There we have three good ladies’ opinions on good manners. Summing it all up, I think good manners boil down into the old Golden Rule: Do unto others as you would have them do unto you. This means making sure that you never hurt people the way you have sometimes been hurt. Oh, and here let me get in a Colby mania:
If your pleasant manners are defeated by irritability and exhaustion, better stop and think what causes your mean disposition. Ten to one it’s caused by bad health habits. Sure you’re eating all the fruits and leafy green vegetables you should be stowing away? Sure you’re drinking enough milk? There’s an old expression that “we are what we eat” and I, for one, firmly believe it. Or else, perhaps your surly nature is bom of having a misfitting job. Sit down quietly and think out what you’re after in life and then go about getting it. A job you really enjoy will take those furrows out of your forehead and the snarl out of your voice.

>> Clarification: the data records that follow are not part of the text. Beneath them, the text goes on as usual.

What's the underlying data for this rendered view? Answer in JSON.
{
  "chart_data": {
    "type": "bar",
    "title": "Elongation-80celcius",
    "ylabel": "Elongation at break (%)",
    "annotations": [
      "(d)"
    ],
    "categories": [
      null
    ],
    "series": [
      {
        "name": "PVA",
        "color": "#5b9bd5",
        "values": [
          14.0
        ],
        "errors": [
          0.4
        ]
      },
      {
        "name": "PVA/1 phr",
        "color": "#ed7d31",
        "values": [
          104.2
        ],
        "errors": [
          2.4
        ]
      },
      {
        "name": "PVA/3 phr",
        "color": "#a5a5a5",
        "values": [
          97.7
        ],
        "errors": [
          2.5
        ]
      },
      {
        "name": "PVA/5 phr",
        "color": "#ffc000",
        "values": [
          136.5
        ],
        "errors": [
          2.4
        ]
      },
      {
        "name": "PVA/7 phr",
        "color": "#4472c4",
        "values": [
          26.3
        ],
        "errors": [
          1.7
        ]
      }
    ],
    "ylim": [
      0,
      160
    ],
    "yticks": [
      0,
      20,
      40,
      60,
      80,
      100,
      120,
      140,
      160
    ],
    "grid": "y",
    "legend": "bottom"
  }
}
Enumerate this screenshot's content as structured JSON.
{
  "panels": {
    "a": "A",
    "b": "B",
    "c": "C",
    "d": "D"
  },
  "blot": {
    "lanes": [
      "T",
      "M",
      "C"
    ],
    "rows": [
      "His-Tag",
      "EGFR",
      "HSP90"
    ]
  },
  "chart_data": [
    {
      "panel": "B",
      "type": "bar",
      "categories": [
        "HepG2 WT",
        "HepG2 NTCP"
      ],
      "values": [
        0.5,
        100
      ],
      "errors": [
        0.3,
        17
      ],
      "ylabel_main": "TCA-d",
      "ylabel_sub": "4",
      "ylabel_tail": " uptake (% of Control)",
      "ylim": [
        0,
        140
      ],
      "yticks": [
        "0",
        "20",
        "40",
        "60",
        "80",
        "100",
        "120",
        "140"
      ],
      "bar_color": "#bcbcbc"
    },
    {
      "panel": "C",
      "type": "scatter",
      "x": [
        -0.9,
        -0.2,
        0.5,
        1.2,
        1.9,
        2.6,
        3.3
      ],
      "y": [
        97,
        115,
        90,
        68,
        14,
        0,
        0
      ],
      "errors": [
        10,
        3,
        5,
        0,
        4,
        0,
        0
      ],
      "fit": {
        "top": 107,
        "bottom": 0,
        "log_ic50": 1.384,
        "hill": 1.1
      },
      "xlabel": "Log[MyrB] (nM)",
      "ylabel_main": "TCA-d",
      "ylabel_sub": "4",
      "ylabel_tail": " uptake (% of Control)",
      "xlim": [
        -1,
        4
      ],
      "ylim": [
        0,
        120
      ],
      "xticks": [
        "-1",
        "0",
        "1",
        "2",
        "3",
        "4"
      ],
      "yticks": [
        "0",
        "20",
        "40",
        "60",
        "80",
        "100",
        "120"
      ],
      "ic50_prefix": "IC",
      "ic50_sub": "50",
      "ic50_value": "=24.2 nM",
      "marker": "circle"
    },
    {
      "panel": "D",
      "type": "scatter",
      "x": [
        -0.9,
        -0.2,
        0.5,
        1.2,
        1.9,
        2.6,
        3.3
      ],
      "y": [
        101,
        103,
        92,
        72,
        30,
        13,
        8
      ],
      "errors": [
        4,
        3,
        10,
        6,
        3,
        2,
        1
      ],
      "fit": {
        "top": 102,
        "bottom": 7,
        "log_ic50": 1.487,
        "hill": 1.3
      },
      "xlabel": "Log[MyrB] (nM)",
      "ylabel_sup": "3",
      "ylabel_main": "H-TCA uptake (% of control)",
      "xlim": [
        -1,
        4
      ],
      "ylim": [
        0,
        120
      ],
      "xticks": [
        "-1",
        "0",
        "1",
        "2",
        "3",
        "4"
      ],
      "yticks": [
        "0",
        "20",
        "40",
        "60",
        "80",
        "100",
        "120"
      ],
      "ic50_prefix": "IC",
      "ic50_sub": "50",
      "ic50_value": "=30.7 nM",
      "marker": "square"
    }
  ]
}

And that’s about it — except for a brisk list of do’s and don’ts. Do remember to thank your hostess always for a party — and never omit writing a thank-you note to a weekend hostess. And do be thoughtful of others from the time you get up in the morning until the time you fall into bed again — including in stores and busses. We women have become so bad mannered in public people make jokes about us. Remember the story of the man who gave a woman his seat in the subway? She was so surprised she fainted! When she came to, she thanked him and then he fainted!
Such stories are amusing — but oh, what a slur on the fair sex! To do our bit to end these jokes, I think we had better follow the advice of the Misses Tierney, Williams, and de Havilland. By remembering that good manners and kindness are the same thing, we’ll make happiness for others and also for ourselves. And you know, don’t you, what friends are the most ardent admirers of considerate and amiable women9 Yes, you guessed it — men friends!